Am 28.07.20 um 23:51 schrieb Tim Allison:
Reports are here:
https://corpora.tika.apache.org/base/reports/pdfbox-2.0.21-SNAPSHOT.tgz
Looks like extraction improved slightly. I found a bug at the Tika level
that is creating a few more exceptions (will fix soon), but this is not a
problem for PDFBox.
I was able to turn back on our unit test that counted characters and
non-unicode mapped characters.
I'll look a bit tomorrow, but this looks good to me.

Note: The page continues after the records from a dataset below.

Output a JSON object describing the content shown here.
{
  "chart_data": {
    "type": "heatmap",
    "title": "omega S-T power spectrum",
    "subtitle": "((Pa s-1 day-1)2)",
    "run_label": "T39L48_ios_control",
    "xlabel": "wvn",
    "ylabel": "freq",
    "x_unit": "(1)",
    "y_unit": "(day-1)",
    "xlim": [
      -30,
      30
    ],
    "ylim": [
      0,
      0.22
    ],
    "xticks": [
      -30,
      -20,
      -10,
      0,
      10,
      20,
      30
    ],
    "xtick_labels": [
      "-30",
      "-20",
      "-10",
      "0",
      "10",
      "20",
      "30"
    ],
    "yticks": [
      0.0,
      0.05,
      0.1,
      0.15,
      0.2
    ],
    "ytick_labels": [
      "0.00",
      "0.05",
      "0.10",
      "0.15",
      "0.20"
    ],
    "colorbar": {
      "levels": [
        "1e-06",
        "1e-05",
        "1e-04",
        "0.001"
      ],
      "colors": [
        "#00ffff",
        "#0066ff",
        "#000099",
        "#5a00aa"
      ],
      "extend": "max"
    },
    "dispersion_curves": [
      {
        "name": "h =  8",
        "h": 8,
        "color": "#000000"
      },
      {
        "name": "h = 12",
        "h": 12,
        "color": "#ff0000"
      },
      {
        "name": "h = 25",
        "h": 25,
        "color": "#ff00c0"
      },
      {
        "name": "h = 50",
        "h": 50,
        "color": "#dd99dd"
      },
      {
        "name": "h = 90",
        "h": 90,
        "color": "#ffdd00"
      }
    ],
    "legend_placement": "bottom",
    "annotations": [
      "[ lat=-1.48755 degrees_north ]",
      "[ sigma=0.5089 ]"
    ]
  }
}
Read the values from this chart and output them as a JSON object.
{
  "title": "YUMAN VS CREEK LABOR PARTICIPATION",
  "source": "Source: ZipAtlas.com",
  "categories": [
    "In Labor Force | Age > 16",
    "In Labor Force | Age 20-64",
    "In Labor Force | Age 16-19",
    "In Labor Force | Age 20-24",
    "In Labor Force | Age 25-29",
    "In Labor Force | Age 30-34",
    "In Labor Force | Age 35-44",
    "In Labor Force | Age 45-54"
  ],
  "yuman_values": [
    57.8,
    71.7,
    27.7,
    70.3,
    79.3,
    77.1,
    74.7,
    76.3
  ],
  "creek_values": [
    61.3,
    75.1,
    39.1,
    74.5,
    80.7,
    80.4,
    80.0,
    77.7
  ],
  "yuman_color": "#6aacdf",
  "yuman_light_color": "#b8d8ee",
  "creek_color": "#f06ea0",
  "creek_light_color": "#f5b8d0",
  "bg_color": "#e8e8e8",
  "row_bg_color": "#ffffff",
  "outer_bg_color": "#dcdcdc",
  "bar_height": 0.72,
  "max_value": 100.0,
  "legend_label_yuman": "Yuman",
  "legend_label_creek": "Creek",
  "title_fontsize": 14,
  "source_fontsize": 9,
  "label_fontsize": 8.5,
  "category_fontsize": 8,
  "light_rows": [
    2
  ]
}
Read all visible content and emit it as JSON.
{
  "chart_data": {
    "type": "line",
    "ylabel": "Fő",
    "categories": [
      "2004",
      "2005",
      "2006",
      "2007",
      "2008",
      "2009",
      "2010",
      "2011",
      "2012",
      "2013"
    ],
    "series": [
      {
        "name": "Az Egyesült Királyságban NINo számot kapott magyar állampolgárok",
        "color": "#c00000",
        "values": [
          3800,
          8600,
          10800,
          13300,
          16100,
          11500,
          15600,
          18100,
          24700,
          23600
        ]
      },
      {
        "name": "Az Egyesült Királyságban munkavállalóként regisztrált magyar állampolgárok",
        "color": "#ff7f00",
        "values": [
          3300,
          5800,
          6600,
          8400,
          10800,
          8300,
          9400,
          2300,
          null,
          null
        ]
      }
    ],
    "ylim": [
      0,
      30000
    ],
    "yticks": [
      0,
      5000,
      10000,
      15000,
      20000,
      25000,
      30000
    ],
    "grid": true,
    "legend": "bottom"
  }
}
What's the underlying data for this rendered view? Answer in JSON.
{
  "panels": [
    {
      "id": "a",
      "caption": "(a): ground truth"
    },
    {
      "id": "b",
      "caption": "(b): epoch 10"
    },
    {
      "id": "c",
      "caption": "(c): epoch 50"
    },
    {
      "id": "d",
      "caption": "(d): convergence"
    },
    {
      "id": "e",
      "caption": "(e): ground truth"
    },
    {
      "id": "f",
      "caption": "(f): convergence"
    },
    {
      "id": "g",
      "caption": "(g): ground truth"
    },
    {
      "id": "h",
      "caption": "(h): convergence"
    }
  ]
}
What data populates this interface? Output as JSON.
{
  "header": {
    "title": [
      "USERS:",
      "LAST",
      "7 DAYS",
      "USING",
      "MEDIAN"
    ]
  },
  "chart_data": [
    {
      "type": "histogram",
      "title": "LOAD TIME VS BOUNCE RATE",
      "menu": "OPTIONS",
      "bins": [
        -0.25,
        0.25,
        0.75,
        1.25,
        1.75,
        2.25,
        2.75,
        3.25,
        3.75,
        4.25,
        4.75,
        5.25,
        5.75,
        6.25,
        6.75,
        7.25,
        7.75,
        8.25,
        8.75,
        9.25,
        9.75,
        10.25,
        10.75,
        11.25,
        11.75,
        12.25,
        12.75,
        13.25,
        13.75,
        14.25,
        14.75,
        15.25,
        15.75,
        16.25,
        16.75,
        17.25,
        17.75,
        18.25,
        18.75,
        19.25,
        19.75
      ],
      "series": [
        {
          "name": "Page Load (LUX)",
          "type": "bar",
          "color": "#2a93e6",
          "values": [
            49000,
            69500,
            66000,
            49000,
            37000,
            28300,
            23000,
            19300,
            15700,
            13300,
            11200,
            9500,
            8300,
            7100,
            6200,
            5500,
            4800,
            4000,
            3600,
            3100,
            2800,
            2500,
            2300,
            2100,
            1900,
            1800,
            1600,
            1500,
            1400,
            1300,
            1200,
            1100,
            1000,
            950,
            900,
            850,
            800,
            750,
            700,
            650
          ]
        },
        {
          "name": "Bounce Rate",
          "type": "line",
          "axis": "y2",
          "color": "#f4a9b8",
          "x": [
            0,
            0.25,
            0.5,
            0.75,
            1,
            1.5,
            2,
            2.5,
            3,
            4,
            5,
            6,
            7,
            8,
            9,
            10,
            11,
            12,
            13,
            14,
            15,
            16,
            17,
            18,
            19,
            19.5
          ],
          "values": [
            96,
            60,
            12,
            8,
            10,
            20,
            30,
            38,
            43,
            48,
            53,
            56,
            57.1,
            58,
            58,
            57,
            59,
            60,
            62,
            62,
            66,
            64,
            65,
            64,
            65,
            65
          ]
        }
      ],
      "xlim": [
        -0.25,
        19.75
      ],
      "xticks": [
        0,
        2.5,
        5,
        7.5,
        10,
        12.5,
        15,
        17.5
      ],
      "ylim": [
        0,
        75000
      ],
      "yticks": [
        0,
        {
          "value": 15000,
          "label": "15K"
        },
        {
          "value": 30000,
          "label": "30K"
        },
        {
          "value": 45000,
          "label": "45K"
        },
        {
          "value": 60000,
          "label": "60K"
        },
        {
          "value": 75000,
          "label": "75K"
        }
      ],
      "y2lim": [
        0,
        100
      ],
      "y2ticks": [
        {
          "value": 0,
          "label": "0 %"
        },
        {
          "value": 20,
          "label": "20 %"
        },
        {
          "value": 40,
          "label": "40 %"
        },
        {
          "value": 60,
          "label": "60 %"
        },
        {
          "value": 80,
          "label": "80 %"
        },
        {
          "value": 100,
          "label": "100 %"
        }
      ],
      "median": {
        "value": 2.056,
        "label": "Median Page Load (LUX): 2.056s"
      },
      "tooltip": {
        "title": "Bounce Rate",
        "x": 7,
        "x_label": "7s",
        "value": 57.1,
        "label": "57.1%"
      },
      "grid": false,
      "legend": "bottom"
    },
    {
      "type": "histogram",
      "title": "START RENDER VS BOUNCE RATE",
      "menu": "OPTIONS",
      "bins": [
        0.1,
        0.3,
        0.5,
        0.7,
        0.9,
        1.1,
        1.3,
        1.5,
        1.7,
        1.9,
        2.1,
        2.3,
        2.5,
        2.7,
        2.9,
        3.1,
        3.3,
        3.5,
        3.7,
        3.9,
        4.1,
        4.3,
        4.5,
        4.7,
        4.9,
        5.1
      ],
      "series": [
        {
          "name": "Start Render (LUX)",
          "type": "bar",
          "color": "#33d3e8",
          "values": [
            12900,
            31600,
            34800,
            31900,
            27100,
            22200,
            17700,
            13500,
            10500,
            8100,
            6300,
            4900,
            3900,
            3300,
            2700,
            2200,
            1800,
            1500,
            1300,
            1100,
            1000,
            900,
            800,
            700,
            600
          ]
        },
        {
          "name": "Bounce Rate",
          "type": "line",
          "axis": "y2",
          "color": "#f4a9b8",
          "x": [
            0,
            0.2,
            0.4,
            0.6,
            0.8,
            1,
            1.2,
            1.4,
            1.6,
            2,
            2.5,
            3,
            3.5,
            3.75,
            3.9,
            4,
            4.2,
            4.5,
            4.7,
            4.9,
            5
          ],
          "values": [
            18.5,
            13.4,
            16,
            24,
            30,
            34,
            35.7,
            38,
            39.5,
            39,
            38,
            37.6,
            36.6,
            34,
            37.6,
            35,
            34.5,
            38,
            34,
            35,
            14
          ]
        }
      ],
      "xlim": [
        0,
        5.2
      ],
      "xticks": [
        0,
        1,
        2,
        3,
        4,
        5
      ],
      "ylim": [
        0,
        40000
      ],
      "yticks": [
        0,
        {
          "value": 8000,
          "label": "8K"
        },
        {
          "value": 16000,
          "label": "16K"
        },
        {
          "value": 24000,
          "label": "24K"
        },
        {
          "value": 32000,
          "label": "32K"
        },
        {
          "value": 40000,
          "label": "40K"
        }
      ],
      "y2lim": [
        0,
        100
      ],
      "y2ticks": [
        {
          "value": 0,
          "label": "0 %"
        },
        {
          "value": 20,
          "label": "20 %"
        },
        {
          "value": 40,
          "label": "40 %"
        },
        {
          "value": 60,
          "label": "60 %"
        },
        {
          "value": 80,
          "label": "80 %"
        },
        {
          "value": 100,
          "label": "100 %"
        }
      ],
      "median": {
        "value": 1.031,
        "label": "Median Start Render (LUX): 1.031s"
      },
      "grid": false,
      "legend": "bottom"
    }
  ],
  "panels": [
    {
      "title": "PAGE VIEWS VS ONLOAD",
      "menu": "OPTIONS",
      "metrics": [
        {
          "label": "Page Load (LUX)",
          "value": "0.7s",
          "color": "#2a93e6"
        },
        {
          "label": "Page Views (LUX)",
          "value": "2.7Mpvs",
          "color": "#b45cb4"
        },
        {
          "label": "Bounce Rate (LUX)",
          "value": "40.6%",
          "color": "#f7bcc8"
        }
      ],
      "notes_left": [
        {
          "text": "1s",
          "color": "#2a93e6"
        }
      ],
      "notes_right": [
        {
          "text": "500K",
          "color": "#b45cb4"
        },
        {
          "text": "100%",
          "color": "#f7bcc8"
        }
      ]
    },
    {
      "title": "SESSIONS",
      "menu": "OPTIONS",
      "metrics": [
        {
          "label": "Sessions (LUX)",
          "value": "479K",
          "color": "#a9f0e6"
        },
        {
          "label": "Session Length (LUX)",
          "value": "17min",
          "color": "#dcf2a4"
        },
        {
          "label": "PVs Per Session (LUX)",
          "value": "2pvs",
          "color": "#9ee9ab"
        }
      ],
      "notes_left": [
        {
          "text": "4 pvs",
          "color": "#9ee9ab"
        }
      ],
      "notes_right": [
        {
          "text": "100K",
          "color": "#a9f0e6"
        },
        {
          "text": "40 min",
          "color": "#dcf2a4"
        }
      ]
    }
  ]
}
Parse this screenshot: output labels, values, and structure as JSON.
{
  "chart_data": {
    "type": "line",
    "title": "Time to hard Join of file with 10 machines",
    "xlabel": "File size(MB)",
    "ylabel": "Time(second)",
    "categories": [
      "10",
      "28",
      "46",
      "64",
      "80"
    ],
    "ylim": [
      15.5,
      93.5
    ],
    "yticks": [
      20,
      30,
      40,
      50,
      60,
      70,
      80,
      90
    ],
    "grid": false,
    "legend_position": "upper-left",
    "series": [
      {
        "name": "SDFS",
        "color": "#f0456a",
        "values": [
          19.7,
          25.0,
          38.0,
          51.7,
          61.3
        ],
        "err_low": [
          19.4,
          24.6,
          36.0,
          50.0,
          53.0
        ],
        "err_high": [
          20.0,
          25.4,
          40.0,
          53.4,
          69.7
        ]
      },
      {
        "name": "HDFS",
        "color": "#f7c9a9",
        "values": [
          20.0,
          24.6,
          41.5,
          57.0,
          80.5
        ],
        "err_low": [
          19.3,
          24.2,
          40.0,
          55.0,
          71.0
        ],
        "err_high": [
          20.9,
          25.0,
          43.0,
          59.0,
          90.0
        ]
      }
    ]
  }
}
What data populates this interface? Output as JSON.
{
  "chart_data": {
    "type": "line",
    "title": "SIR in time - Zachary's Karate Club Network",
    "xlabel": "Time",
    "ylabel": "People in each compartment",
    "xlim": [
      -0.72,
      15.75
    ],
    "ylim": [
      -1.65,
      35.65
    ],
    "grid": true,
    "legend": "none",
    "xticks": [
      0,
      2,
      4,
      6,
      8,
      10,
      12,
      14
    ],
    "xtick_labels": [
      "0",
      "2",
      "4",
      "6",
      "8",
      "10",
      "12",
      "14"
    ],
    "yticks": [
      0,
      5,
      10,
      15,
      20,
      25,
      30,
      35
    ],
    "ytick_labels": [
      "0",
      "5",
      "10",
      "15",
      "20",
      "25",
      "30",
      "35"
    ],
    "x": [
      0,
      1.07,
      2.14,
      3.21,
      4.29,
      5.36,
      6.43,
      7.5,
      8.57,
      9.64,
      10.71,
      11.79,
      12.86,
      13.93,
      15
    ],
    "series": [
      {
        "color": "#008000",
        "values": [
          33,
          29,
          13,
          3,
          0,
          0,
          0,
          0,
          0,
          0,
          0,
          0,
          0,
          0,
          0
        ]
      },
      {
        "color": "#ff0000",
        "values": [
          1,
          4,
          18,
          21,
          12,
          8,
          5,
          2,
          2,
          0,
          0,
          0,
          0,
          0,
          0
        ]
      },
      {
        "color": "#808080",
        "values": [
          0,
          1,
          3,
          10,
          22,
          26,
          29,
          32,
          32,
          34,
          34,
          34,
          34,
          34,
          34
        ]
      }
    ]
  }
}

Do you some time to rerun those tests using the latest SNAPSHOT?
Andreas
Again, many thanks to Maruan! The processing speeds were, um, much, much
faster.
Best,
Tim
On Tue, Jul 28, 2020 at 10:56 AM Andreas Lehmkuehler <andr...@lehmi.de>
wrote:
Yes, please
Thanks in advance!
Am 28.07.20 um 12:45 schrieb Tim Allison:
Y. I can run these today
On Tue, Jul 28, 2020 at 2:58 AM Andreas Lehmkuehler <andr...@lehmi.de>
wrote:
Hi,
is there any chance to run the PDFBox regression tests (2.0.20 vs.
SNAPSHOT) on
our new box? Does anyone had the cycles to prepare something ready to
start?
If not, is there anything I can do to help? I'm planning to cut a new
PDFBox
release soon.
Cheers
Andreas